Cultura

Sobre os ombros

Por Liliane Coelho

Foi Chico Buarque quem disse que “todo mundo tem sala sem mobília, goteira na vasilha e problema na família”. Na música, “só a bailarina que não tem”. Mas, no fundo, todo mundo sente medo de subir e de cair, gente. De perto, somos todos um pouco inseguros e um tanto imaturos. Talvez, por isso, seja tão difícil viver só: a gente se acha pouco. A gente não costuma se bastar.

Mas, nem tudo é sobre encontrar a cara-metade. Às vezes, tudo o que a gente precisa é encontrar ombro em alguém. Se reconhecer nos outros ou no que fazem, para entender o nosso valor.

Li uma vez que todos nós deveríamos ter, pelo menos, dois mestres: um inalcançável, em quem se inspirar, e outro próximo, com quem aprender.

Desde então, passei a procurar meus próprios mentores. E encontrei vários. Entendi que alguns estariam vivos e outros estariam nos livros, em filmes, documentários ou entrevistas. Alguns seriam escritores, músicos, empreendedores, poetas e outros seriam célebres desconhecidos. Descobertas valiosas que me fariam pensar no quanto as dificuldades da vida podem ser capazes de forjar pessoas extraordinárias.

Nessa procura, muitos nomes me levaram pelas mãos e, cada um deles, teve sua importância. Cada um me conduziu até uma parte do caminho.

Milton Nascimento é o mais antigo. Eu tinha 7 anos quando ouvi a música que me fez entender: às vezes, a gente só se encontra longe do nosso lugar. Até hoje, “Caçador de mim” é a minha canção favorita. A que mais me explica porque sentir é um termômetro tão importante da felicidade. Eu sou onde não penso. Eu sou o que sinto. E, enquanto souber entender o que é isso, estarei no caminho certo para mim.

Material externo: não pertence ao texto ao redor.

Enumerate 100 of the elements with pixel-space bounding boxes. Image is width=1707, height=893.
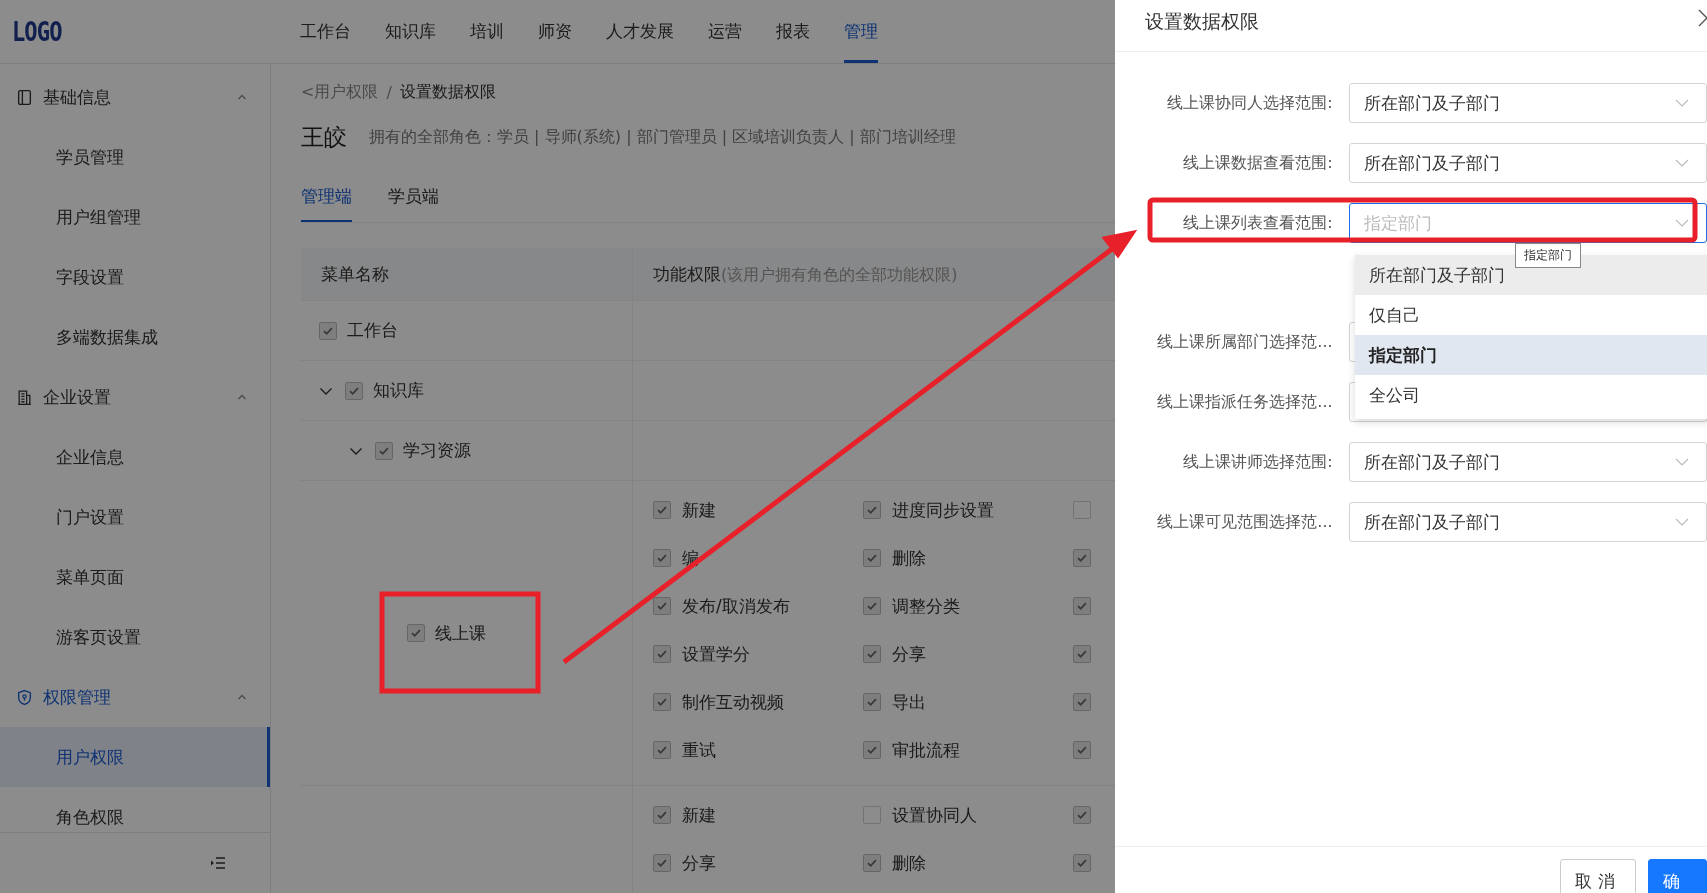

Depois dele, vieram Mário Quintana, Cecília Meireles, Cora Coralina e Clarice Lispector. O primeiro é de quem mais sinto falta. Ele me ensina que humor, ironia e capacidade de síntese são antídotos deliciosos para a vida. Eu adoraria entender porque escolheu passar a vida morando em hotéis e como ele e Bruna Lombardi se tornaram amigos. Se fosse vivo, eu o adotaria como avô e caminharia de braços dados com ele, pensando no quanto envelhecer nos dá o direito de ser mal-humorados.

Sobreviver à faculdade teria sido mais difícil sem Alex Periscinoto. Ele me disse, de maneira simples e amorosa, que não era pecado (nem loucura) juntar timidez e propaganda na mesma pessoa. Com essa permissão, me ajudou a encontrar o meu lugar nesse ofício e a me orgulhar das minhas escolhas.

Com Júlio Ribeiro, entendi que uma ideia por si só é vazia (e egoísta) e isso me fez querer saber mais, entender o que havia além dos grandes cases. Quando ele morreu, senti que a fase mais bonita e criativa da propaganda morria um pouco também. Ele acreditava em planejamento e estratégia e prometi não deixar de acreditar nunca.

A lista é grande e nem cheguei a falar dos mestres que me abriram portas; cederam seu Fiat Premium de estimação; preparam mesas e cadeiras novas; deixaram bilhetes no primeiro dia; me desafiaram a escrever o primeiro roteiro; me disseram para não fazer (e me inspiraram a fazer o contrário); me deram aumento sem eu pedir; me mandaram para casa várias vezes para descansar; me ofereceram tantos “nãos” que me ajudaram a buscar “sins”; encontraram formas de me fazer ficar…

Alguns deles, me ensinaram por linhas tortas. Muitos, me ensinam sem saber. Mostram o que ainda não vi, o que não quero para mim. Mas, todos eles, de alguma maneira, me trouxeram até aqui, me cedendo o ombro ou emprestando o meu, de vez em quando.

A vida pode ser curta, mas, de um jeito ou de outro, vocês me ensinam que ela não precisa ser estreita. Obrigada.